The fourth and final corporate safe harbor method is the seasonal income method. Corporations that have seasonal income are permitted to annualize their income assuming that income is earned in the current year in the same pattern as in preceding years, and estimated tax may be paid in the seasonal pattern in which income is earned. A corporation is considered to have seasonal income if, for any six consecutive months in the current tax year, the total taxable income for the same period of months in each of the three preceding tax years averaged at least 70% of total income for the preceding tax years.9 Similar to the annualization method, a corporation that uses the seasonal method to reduce estimated tax payments for one or more installments must recapture the reduction in full if this method is not used to calculate a subsequent installment.
Individuals including sole proprietors, partners, and S corporation shareholders, are usually required to make estimated tax payments if they expect to owe tax of $1,000 or more when their return is filed. For each installment, the amount of the estimated tax payment must be 25% of the required annual payment. Generally, individuals can fulfill their required annual payments by paying the lesser of 90% of the tax shown on the return for the taxable year (or, if no return is filed, 90% of the tax for such year), or 100% of the tax shown on the return of the individual for the preceding taxable year.10
The amount of any required installment shall be 25%of the required annual payment.
Higher-income individuals are not permitted to use the 90% of the current year method. Higher-income taxpayers are individuals who had an AGI in 2021 that was more than $150,000 ($75,000 if your filing status for 2022 is married filing separately). Instead, taxpayers in this category must either pay 100% of the current year's tax, or 110% of the prior year's tax.11
The penalty for individual taxpayers is figured separately for each installment due date. An individual may owe the penalty for an earlier due date even if the individual paid enough tax later to make up the underpayment. Please note there are also other rules for calculating estimated taxes that apply to individual taxpayers with special circumstances (e.g., fishers and farmers).
Section 163(j) interest expense deduction
And section 174 is not the only looming currently-scheduled 2022 tax increase.
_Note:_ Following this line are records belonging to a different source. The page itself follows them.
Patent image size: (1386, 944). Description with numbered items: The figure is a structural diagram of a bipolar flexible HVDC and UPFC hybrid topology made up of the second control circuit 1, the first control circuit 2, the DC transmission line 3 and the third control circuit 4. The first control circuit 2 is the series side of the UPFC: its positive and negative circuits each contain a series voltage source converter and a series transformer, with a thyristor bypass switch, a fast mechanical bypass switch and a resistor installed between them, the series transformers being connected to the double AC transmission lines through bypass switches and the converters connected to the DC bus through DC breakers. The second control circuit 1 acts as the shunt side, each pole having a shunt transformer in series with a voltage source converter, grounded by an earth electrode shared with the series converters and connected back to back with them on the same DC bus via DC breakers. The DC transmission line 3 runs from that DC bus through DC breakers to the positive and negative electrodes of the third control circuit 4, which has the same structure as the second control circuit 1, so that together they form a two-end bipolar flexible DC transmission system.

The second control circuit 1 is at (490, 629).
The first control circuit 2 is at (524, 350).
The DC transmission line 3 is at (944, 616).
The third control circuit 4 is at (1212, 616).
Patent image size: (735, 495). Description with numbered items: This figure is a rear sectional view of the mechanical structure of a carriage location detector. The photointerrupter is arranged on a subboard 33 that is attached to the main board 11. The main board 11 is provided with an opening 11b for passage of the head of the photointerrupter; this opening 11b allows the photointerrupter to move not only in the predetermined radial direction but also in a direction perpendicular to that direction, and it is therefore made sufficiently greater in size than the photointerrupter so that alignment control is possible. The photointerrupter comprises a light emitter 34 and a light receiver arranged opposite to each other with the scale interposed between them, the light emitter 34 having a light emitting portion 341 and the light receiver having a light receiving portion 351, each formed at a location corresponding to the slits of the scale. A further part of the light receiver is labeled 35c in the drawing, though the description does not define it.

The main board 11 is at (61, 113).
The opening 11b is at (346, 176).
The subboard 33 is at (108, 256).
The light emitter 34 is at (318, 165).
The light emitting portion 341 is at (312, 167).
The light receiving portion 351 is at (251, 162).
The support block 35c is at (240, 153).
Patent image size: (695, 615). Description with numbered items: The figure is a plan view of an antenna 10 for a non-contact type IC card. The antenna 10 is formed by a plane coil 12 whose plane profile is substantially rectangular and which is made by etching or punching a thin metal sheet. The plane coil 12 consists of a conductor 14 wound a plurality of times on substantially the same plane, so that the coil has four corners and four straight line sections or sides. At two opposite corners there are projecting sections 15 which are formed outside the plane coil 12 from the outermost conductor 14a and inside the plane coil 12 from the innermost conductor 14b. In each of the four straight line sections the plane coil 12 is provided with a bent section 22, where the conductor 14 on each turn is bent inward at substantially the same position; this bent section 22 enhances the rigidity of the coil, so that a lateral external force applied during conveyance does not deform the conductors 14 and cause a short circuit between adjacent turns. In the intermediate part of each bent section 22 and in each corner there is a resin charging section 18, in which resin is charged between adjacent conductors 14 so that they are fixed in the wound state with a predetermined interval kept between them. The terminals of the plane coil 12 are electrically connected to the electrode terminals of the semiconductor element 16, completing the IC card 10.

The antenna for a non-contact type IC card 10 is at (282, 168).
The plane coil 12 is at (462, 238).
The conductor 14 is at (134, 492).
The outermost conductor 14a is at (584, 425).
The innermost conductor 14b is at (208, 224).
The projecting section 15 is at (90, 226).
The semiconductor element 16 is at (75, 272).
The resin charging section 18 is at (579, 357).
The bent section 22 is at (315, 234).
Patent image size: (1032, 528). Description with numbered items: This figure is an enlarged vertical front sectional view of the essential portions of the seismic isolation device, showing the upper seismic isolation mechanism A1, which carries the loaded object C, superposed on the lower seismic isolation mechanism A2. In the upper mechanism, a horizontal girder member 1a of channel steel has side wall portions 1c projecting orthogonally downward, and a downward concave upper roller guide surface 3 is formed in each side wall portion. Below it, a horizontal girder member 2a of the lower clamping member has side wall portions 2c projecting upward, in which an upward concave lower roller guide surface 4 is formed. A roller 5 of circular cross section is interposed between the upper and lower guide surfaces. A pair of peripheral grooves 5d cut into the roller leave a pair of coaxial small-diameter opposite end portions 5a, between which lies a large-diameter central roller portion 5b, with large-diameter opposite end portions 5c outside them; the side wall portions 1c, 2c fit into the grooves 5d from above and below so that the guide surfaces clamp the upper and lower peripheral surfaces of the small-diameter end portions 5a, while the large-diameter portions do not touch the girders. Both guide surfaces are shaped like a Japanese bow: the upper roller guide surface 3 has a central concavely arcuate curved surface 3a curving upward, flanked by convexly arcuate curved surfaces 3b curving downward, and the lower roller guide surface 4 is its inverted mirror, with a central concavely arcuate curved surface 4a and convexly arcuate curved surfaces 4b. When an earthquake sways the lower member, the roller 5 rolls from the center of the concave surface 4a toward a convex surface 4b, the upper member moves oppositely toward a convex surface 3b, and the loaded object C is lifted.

The TCJA re-wrote section 163(j), thus establishing a new interest expense deduction limitation. In general, section 163(j) limits a taxpayer’s interest expense deduction for a taxable year to the sum of its business interest income and 30% of adjusted taxable income (ATI). Effective for tax years beginning after Dec. 31, 2021, ATI will no longer be defined in a manner similar to earnings before interest, taxes, depreciation, and amortization (EBITDA) but will instead be defined in a manner similar to earnings before interest and taxes (EBIT). No longer being able to add back in depreciation and amortization deductions will mean that ATI will be lower, thus the section 163(j) limitation lower, and thus the amount of deductible interest lower.
While there has been some movement in Congress related to eliminating the R&E capitalization requirement,12 as of this writing, the capitalization requirements are still in place for 2022 and beyond. Taxpayers should not anticipate a change in the law nor should taxpayers wait until 2022 to discuss how the capitalization requirements may impact their estimated tax payment obligations, particularly considering the potentially significant impact this may have on cash flow. The window of opportunity for proper planning is closing. Taxpayers should talk with their tax advisors now about the effect of these changes.
Taxpayers should also consider what impact the changes to section 163(j) may have on their interest expense deduction and on estimated tax payments.